First, it’s the first book I’ve seen (not that I’m well read in the area) that places such emphasis on physical wellness and self-care as an important element of recovery within traditional 12 step recovery paths. I’ve seen it addressed as an aside, and I’ve seen it offered as an alternative path, but not as an important element within traditional recovery paths.
As researchers and clinicians search for every tool to give addicts any possible edge as they initiate and maintain their recovery, we’d be wise to take notice. There is a growing body of evidence to support Matesa’s assertions that these are important elements of recovery rather than frivolous and indulgent accessories to treatment and recovery programs.
Second, I am convinced that the future of treatment and recovery programs (All chronic disease management programs, really.) should emphasize a lifestyle medicine as the foundation of care.

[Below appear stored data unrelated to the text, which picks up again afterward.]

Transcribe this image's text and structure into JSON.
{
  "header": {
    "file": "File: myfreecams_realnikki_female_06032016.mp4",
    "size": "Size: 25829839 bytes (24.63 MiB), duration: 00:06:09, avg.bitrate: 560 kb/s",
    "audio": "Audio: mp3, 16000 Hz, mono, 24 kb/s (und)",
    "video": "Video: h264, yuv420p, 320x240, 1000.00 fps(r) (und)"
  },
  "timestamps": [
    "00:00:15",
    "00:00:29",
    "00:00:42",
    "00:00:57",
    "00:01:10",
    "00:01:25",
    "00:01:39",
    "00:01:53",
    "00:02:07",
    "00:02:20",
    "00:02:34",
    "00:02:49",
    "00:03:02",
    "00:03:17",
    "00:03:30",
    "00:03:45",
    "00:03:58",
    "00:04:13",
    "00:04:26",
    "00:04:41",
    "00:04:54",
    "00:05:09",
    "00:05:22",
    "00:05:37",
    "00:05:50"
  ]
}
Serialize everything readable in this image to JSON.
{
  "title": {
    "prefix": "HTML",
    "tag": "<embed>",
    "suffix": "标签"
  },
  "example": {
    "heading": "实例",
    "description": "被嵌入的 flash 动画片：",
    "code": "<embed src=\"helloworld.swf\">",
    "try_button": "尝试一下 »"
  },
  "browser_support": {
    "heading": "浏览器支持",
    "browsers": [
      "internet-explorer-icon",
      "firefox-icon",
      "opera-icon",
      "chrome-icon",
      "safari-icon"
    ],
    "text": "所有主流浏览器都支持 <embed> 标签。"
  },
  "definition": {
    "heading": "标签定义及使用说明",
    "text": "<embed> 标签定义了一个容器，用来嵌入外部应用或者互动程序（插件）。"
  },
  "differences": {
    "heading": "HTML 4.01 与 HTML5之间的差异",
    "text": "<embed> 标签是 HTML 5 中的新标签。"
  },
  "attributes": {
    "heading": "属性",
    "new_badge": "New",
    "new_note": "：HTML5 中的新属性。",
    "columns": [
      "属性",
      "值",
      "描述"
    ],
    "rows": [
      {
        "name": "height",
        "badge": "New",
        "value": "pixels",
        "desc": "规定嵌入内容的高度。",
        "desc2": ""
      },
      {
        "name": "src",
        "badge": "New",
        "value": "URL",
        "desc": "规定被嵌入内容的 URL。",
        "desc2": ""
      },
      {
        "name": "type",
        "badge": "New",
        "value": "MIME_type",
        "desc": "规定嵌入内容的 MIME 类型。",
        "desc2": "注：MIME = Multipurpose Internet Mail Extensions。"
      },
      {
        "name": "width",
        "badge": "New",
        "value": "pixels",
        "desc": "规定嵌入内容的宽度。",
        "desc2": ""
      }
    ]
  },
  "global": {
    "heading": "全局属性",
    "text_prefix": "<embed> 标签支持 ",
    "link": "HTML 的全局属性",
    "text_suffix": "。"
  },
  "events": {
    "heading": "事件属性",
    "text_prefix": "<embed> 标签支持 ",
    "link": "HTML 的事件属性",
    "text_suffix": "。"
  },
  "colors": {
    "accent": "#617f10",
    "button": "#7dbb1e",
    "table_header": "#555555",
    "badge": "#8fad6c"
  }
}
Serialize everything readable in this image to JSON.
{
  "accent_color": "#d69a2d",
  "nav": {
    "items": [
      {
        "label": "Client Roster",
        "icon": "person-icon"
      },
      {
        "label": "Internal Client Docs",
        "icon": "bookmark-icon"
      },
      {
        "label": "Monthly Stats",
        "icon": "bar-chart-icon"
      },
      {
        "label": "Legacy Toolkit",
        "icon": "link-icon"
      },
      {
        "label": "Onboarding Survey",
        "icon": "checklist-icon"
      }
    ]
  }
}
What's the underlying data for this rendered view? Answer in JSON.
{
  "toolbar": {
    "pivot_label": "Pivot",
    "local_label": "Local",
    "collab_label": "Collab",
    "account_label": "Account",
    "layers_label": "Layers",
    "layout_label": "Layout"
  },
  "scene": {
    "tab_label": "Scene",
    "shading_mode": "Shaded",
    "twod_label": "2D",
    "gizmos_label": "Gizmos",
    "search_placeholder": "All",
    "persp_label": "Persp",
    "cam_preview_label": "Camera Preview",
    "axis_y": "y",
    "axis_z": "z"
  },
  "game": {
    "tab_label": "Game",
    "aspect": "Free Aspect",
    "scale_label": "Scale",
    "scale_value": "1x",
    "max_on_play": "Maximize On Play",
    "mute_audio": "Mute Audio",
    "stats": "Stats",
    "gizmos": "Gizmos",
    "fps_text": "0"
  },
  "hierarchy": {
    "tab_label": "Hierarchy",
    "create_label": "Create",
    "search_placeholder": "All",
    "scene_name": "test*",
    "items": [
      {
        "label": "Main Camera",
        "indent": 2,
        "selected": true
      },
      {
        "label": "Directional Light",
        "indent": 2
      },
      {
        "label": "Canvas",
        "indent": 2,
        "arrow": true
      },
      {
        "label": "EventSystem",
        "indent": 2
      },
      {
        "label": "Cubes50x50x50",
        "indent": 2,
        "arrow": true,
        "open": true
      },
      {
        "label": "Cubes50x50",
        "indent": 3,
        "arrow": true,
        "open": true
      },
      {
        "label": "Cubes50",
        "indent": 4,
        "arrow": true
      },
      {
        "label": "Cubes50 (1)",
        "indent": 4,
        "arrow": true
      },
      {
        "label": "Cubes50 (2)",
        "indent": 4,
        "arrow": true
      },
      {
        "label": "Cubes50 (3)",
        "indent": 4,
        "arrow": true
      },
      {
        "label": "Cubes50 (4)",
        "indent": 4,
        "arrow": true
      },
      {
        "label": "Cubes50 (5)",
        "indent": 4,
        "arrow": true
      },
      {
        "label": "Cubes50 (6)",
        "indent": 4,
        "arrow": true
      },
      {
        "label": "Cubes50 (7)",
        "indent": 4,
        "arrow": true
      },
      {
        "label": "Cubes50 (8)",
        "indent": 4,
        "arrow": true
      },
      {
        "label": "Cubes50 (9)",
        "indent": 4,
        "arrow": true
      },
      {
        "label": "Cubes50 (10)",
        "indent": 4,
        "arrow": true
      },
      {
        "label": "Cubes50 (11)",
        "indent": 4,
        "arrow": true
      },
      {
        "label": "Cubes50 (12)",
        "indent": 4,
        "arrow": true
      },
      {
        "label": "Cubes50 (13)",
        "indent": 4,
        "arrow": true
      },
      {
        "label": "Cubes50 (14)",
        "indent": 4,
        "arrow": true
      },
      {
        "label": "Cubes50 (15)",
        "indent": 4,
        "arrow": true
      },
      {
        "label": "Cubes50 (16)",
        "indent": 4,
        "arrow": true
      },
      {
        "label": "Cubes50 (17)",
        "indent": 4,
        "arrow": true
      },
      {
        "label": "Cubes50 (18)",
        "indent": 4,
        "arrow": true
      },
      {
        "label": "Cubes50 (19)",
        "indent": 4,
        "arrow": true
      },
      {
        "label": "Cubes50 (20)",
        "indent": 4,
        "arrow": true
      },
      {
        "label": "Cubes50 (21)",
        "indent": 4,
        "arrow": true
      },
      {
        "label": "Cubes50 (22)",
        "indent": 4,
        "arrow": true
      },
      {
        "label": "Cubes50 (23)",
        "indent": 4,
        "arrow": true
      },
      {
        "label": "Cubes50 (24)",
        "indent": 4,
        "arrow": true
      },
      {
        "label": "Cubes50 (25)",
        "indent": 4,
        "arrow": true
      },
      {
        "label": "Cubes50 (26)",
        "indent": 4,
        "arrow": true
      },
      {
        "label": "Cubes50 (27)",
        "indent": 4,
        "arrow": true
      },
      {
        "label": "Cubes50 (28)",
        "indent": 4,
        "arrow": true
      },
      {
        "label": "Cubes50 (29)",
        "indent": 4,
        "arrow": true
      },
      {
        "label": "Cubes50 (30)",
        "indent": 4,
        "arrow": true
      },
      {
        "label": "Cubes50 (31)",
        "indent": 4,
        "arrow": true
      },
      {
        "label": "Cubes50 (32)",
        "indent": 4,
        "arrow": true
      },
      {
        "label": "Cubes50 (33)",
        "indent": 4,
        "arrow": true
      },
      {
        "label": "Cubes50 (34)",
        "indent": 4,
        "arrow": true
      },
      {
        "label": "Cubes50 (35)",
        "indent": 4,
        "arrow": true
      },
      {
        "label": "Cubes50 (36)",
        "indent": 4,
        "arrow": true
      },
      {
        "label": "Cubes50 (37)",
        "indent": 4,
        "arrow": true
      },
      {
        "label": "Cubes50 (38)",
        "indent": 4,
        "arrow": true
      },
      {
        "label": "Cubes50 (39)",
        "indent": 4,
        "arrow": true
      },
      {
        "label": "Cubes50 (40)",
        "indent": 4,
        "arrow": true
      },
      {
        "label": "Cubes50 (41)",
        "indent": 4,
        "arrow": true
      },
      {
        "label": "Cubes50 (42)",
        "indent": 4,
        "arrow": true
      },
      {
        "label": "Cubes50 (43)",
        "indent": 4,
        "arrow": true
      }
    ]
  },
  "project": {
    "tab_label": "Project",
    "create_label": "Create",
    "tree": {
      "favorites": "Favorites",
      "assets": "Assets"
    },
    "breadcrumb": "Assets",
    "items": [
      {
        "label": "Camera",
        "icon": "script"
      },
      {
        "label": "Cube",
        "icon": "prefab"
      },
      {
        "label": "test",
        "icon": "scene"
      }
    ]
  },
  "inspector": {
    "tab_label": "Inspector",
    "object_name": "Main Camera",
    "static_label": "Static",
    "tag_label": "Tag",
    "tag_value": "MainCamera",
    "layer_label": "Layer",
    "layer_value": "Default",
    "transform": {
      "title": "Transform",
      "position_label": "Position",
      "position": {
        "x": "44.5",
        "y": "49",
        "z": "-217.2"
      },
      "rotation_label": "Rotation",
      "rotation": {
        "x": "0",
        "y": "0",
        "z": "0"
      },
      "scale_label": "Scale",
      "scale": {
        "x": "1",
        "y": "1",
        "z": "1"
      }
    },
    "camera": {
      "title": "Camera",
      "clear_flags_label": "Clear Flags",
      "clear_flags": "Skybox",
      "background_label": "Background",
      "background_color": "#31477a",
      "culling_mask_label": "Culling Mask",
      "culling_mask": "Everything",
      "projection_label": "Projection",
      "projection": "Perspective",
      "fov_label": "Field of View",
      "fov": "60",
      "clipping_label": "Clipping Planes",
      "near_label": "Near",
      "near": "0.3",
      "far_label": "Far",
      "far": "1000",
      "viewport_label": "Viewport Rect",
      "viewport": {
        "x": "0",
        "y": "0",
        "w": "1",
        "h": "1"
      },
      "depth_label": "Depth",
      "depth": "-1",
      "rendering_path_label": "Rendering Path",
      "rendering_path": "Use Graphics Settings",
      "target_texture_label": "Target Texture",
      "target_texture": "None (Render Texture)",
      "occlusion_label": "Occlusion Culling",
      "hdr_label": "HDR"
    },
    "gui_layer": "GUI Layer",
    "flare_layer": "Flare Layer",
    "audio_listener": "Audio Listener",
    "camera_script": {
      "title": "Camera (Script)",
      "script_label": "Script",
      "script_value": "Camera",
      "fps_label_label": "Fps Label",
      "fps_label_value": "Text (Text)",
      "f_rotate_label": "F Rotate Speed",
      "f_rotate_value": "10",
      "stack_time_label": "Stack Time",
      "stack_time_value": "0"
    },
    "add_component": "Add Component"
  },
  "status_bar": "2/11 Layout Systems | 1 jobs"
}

After all, “recovery as a lifestyle” epitomizes one of the things addiction treatment has gotten really right historically and something the rest of chronic disease care could learn from us.
Despite this, professionally directed treatment that discusses the idea of the “recovery of the whole person” has mostly been lip service. Matesa brings this concept to life and presents holistic recovery as a lifestyle to be cultivated, practiced and maintained. On this front, she’s far ahead of professionals and researchers. The field is not there yet and too often equates recovery with swallowing pills or passively doing what professional helpers direct them to do. Matesa bypasses professionals and speaks directly to recovering people as a peer, calling them to action and offering experiential and empirical truth. That’s radical, in the best sense of the word.
Her writing is very accessible, is not preachy, and unpretentiously conveyed a lot of deep truths that I hadn’t considered but seemed self-evident as soon as I read them.
On a personal note, as someone who only started paying attention to physical fitness after 20 years of sobriety, the book takes a lot of previously disparate pieces of information that I vaguely knew to be true and organizes them into framework that not only deepened my understanding, but offered a concrete path to continue enhancing and securing my own recovery. I highly recommend it.